Die besten Neuerungen
Hier eine Liste der Dinge, die mir gleich positiv ins Auge gefallen sind.
1. Der Preis
Wow! 120 Euro für eine Universallizenz ist ein absoluter Kampfpreis (nach Ablauf der Einführungsfrist 200 Euro). So viel kostet das reguläre Foto-Abo von Adobe für ein Jahr. Und Serif bietet dabei aber ganze sechs Programme als Dauerlizenz an: die Bildbearbeitung Affinity Photo 2, das Vektorprogramm Designer 2 und die Layoutsoftware Publisher 2 – inklusive Windows- und Mac-Version. Und alle drei Programme noch einmal in der iPad-Version mit beinahe vollständig gleichem Funktionsumfang wie bei den Desktop-Versionen. Dank der iPad-Version von Publisher und den anderen beiden nahtlos integrierten Apps könnte man nun erstmalig einen ganzen Publishing-Workflow allein auf dem iPad abbilden.
2. Raw-Einbettung möglich
Dass man Raw-Dateien direkt im Publisher platzieren (und direkt dort auch optimieren) kann, ist eine Premiere. Das kann nicht einmal Adobes InDesign. In Affinity Photo lassen sich jetzt Raws einbetten oder verlinken.
Anders als in Version 1 ist die Raw-Entwicklung also nicht mehr destruktiv. Man kann jederzeit mit einem Doppelklick wieder in die Develop-Persona gehen und die Raw-Entwicklung anpassen. Das gab es so bisher nur bei Photoshop. Außerdem kann man innerhalb der Develop-Persona auch alle anderen Ebenen sehen – etwas, worum ich bei Adobe seit der Einführung des »Camera Raw-Filters« bet(t)e(le).
PS: Tatsächlich scheint Serif einen der Hauptkritikpunkte des Affinity Photo-Raw-Konverters verbessert zu haben: Das Aufhellen der Schatten wirkt inzwischen gar nicht mehr so gruselig wie in der Vorversion.
3. Live- und Montage-Masken
Noch eine solche Funktion, die ich gern in Photoshop sehen würde. Denn in Camera Raw und Lightroom Classic gibt es diese Live-Masken bereits: basierend auf Luminanz und Farbe. In Affinity Photo steht beides nun in der »Ebenen«-Palette zur Verfügung. Zusätzlich gibt es eine Bandpass-Option, mit der man im Prinzip Kanten-/Flächenmasken erzeugen kann. Und alles ist live – passt sich also dem Bild darunter an und kann jederzeit verändert werden.
Die ebenfalls neue Montage-Maske ist ein Container, innerhalb dessen man Masken mit logischen Operationen kombinieren kann (Hinzufügen, Subtrahieren, Überlappen und Xor).

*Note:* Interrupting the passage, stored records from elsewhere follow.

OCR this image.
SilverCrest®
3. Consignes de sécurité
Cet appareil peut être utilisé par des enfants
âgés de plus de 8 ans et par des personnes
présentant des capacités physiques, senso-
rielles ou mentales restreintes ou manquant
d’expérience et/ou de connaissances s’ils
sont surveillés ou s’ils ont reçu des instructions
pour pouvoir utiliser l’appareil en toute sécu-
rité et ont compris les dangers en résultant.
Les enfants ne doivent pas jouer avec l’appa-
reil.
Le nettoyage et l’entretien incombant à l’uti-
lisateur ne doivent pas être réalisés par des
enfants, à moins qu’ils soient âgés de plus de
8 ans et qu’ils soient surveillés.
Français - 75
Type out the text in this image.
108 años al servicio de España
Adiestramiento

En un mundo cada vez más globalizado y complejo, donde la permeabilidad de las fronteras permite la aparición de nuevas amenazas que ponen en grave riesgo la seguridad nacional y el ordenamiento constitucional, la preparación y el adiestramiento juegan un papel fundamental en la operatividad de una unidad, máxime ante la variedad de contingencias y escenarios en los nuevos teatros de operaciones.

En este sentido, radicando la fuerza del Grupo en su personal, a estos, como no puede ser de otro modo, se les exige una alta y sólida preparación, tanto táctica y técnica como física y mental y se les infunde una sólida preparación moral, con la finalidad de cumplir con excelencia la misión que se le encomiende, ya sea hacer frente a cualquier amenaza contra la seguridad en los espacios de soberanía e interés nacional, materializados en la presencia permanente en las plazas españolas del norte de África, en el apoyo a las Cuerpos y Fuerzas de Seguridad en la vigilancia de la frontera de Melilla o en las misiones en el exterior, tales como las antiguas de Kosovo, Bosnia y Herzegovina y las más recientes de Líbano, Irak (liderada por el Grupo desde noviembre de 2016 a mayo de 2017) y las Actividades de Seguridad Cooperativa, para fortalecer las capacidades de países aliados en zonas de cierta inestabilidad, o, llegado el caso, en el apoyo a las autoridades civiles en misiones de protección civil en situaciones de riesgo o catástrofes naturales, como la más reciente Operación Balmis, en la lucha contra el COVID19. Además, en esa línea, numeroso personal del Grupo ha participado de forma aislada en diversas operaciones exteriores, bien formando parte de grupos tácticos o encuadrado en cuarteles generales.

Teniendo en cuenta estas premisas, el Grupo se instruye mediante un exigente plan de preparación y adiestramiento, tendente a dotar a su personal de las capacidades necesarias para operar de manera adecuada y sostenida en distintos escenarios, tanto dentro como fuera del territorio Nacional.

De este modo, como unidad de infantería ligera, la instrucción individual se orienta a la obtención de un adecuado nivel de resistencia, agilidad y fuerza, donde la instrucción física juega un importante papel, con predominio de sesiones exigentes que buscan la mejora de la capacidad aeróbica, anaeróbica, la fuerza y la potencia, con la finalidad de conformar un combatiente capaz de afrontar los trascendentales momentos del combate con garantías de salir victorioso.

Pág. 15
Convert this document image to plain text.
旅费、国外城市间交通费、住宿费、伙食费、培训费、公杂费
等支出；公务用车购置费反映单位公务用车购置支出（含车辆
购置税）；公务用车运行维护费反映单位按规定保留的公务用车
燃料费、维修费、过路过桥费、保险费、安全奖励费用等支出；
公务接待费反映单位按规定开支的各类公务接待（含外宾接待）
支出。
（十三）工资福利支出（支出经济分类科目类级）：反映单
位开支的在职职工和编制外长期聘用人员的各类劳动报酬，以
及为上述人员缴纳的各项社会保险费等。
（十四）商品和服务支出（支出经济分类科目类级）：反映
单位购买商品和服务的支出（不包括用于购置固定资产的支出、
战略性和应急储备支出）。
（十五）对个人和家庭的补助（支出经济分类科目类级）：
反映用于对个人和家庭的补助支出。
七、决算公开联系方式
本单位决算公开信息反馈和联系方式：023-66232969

4. Live-Gitterverzerrung und Versetzen-Filter
In Version 1 gab es die Gitterverzerrung nur als destruktiv anzuwendendes Werkzeug. Jetzt steht sie auch als Live-Filter-Ebene zur Verfügung. Das ermöglicht Mock-ups, wie sie zuvor nur in Photoshop (über Smartobjekte) möglich waren. Beispielsweise lässt sich damit eine Ebene an eine gewellte Oberfläche anpassen. Tauscht man die Ebene gegen ein anderes Foto aus, passt die Gitterverzerrung dieses automatisch an.
Aber auch ansonsten ist der Live-Filter toll. Durch seinen Ziel/Quelle-Modus lassen sich Verformungen pixelgenau anwenden, um etwa Kanten im Bild auf exakt dieselbe Höhe zu bringen – was zum Beispiel in der Landschafts- oder Architekturfotografie von Bedeutung ist.
Wo wir gerade bei Verzerrungen sind: Der Versetzen-Filter von Affinity Photo 2 ist jetzt genau das, was ich mir bei Photoshops Uralt-Pendant immer gewünscht habe: modern und mit Live-Vorschau des Ergebnisses. In Affinity Photo 1 funktionierte er noch eher wie Photoshops »Sprenkeln«-Filter. In Version 2 gibt es jetzt auch eine (standardmäßig aktivierte) Option, die der Funktionsweise von Photoshops »Versetzen« entspricht.
Kritikpunkte?
Immer noch eine Einzelbildbearbeitung. Es gibt keinen Raw-Workflow für eine praktikable Optimierung größerer Bildmengen durch Synchronisieren oder Übertragen von Einstellungen. Bei einem höheren Bildaufkommen empfiehlt sich deshalb ein zusätzlicher Raw-Konverter.
Viele Anwender hatten wohl auf drei Dinge gehofft, die nicht eingetreten sind:
- Eine DAM-Lösung von Serif – also ein Ersatz für Lightroom Classic oder Adobe Bridge, ein Digital Asset Management. Derartige Pläne haben die Affinity-Macher aber wohl nicht weiter verfolgt.
- Einen Ersatz für After Effects, der von Seiten Serifs bislang nie auch nur im Ansatz zur Debatte stand.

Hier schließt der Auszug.